Dai primi utensili prolungamento del corpo umano alle tecnologie sofisticate contemporanee, le macchine nascono ambigue: strumento di liberazione o di asservimento? Con la Rivoluzione Industriale la loro evoluzione sarà rapidissima. Non fu facile trasformare in operai gli artigiani e i contadini inurbati dopo l’esproprio delle terre comuni, la resistenza è stata ampia e tenace. Il luddismo è passato alla storia come il movimento che distruggeva i nuovi telai meccanici ma il bioregionalista Kirkpatrick Sale interpreta diversamente: i seguaci del fantomatico Ned Lud lottano per difendere valori, modi di vivere, libertà (1811-13).
Gli artigiani non volevano abbandonare le cottage factories dei villaggi e la vita nelle loro comunità per lavorare in opifici scanditi dal ritmo del profitto, con strumenti su cui non avevano alcun controllo. Rifiuto della servitù (“Rebels Against the Future”,1995). Sessant’anni più tardi Samuel Butler immagina una civiltà convinta che le macchine avrebbero dominato l’umanità usando gli uomini stessi per evolversi, e le mette fuori legge (“Erewhon” 1872).
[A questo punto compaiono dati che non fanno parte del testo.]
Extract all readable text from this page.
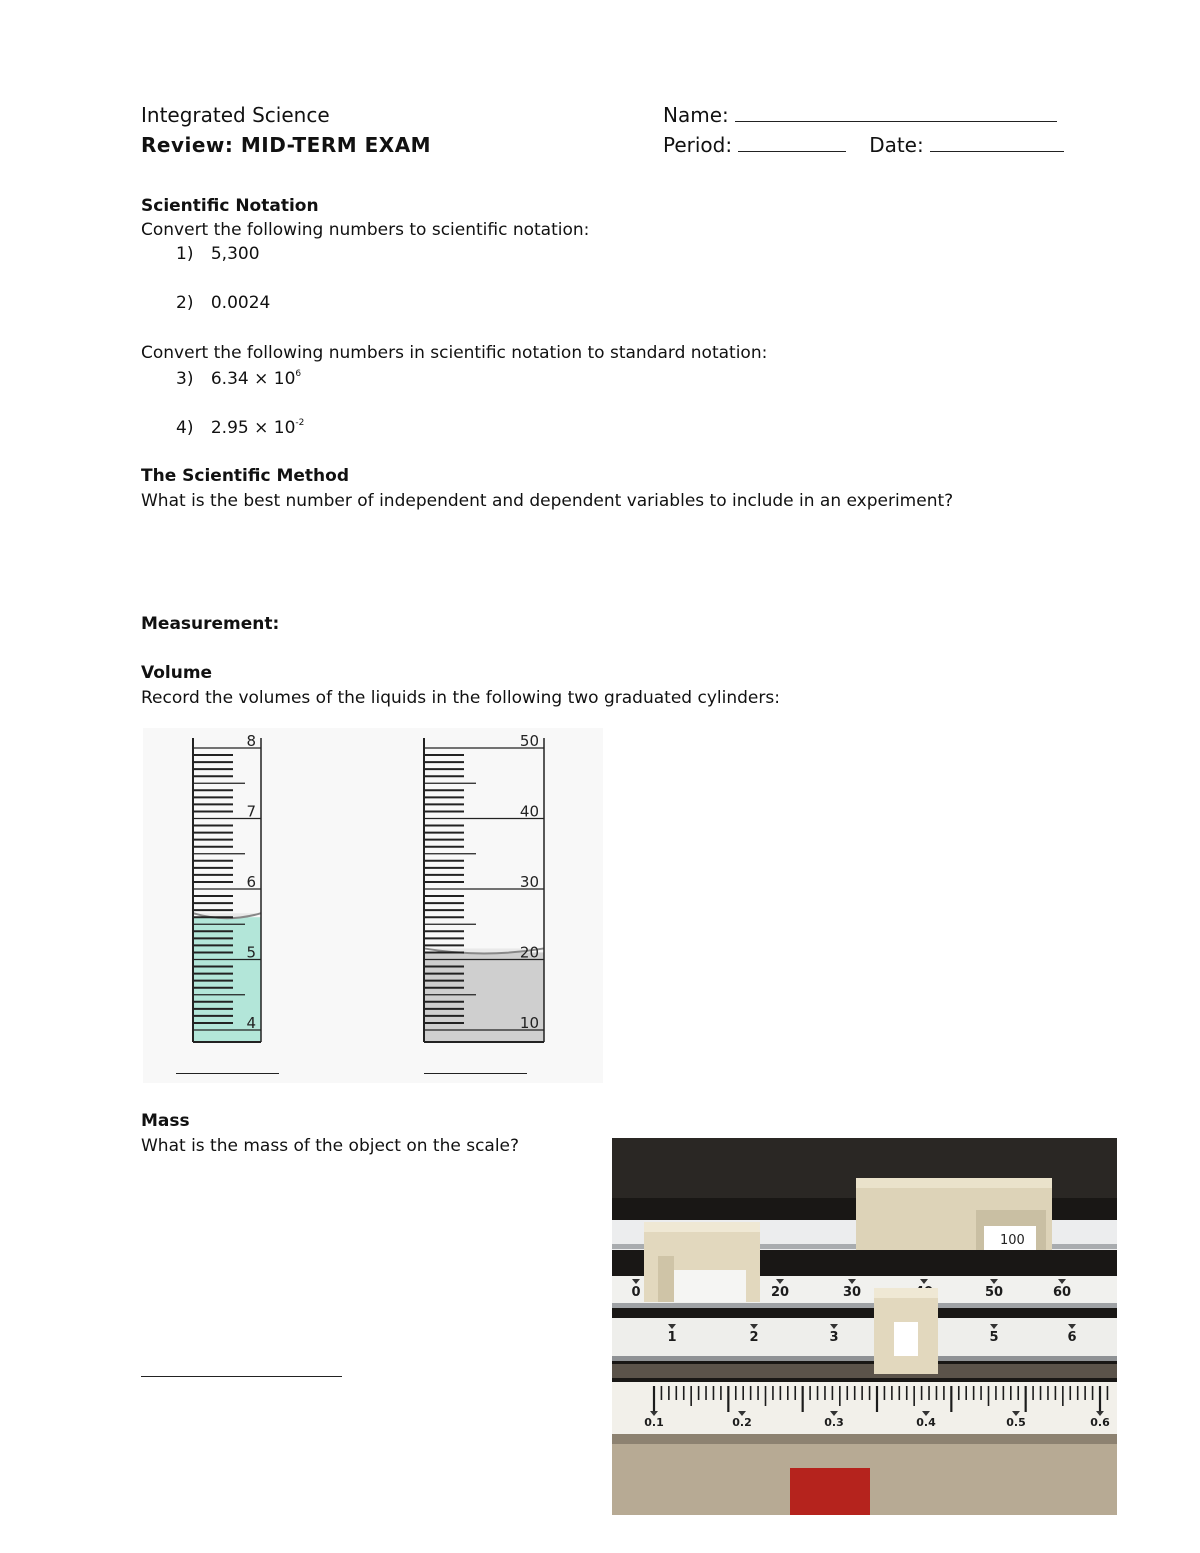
Integrated Science
Review: MID-TERM EXAM
Name:
Period:	Date:
Scientific Notation
Convert the following numbers to scientific notation:
1) 5,300
2) 0.0024
Convert the following numbers in scientific notation to standard notation:
3) $6.34 \times 10^6$
4) $2.95 \times 10^{-2}$
The Scientific Method
What is the best number of independent and dependent variables to include in an experiment?
Measurement:
Volume
Record the volumes of the liquids in the following two graduated cylinders:
8
7
6
5
4
50
40
30
20
10
Mass
What is the mass of the object on the scale?
100
0	20	30	50	60
1	2	3	5	6
0.1	0.2	0.3	0.4	0.5	0.6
La critica della Rivoluzione industriale, con tonalità differenti, segnò l’Inghilterra per tutto l’Ottocento, Marx e Engels ma anche una schiera di intellettuali, artisti, poeti, scrittori, politici, funzionari pubblici per i quali la produzione industriale degradava il lavoro, sfruttava e toglieva dignità ai lavoratori, distruggeva la natura. Il primo discorso di Byron alla Camera dei Lord fu contro la pena di morte invocata per i luddisti e Percy B. Shelley dopo una visita nei distretti industriali scriveva di odiare ogni tipo di fabbrica. L’analisi più lucida e potente la espresse John Ruskin, appassionato cultore del lavoro creativo che vedeva realizzato nell’artigianato medievale e con lui William Morris, poeta, scrittore, imprenditore, socialista, ispiratore della Arts and Crafts.
Negli Stati Uniti le macchine sono invece al centro dell’utopia socialista di Edward Bellamy (“Looking Backward, 1888), urbana e centralizzata. La Boston del futuro è una metropoli edificata secondo igiene e ordine, fitta di grandi centri commerciali con merci “per ogni desiderio”. La sua organizzazione militare del lavoro anticipa il “management scientifico” di W. Taylor. William Morris risponde con “Notizie da nessun luogo” (1891), utopia comunitaria e libertaria in una Londra risanata, senza fumi di fabbrica e colorata di giardini. Rifiuto della produzione in serie. Lavoro libero e poteri degli artigiani sul prodotto. Comunità rurali. Estinzione dello Stato. Educazione libera, sessualità aperta. Ma le macchine evolvono negli Stati Uniti di Bellamy. Nel 1913-4, a Detroit e Chicago, Henry Ford realizza i principi di organizzazione del lavoro di Taylor che adatta i lavoratori, fermi al loro posto, alle macchine. Nasce la catena di montaggio. Singole operazioni suddivise in gesti elementari e ripetitivi, ogni operaio su un unico pezzo. I movimenti sono “efficienti” e veloci. Tempi ridotti, più produttività, standardizzazione dei prodotti. Domesticazione e controllo degli esseri umani. Henry Ford cercò di industrializzare anche l’Amazzonia. Vi fonda una città e pianta hevea per la gomma dei pneumatici. Un fallimento. Non conosce i principi della vita e allinea gli alberi come le macchine di una fabbrica. Parassiti e funghi distruggono le piantagioni. Speranza nel selvatico ribelle.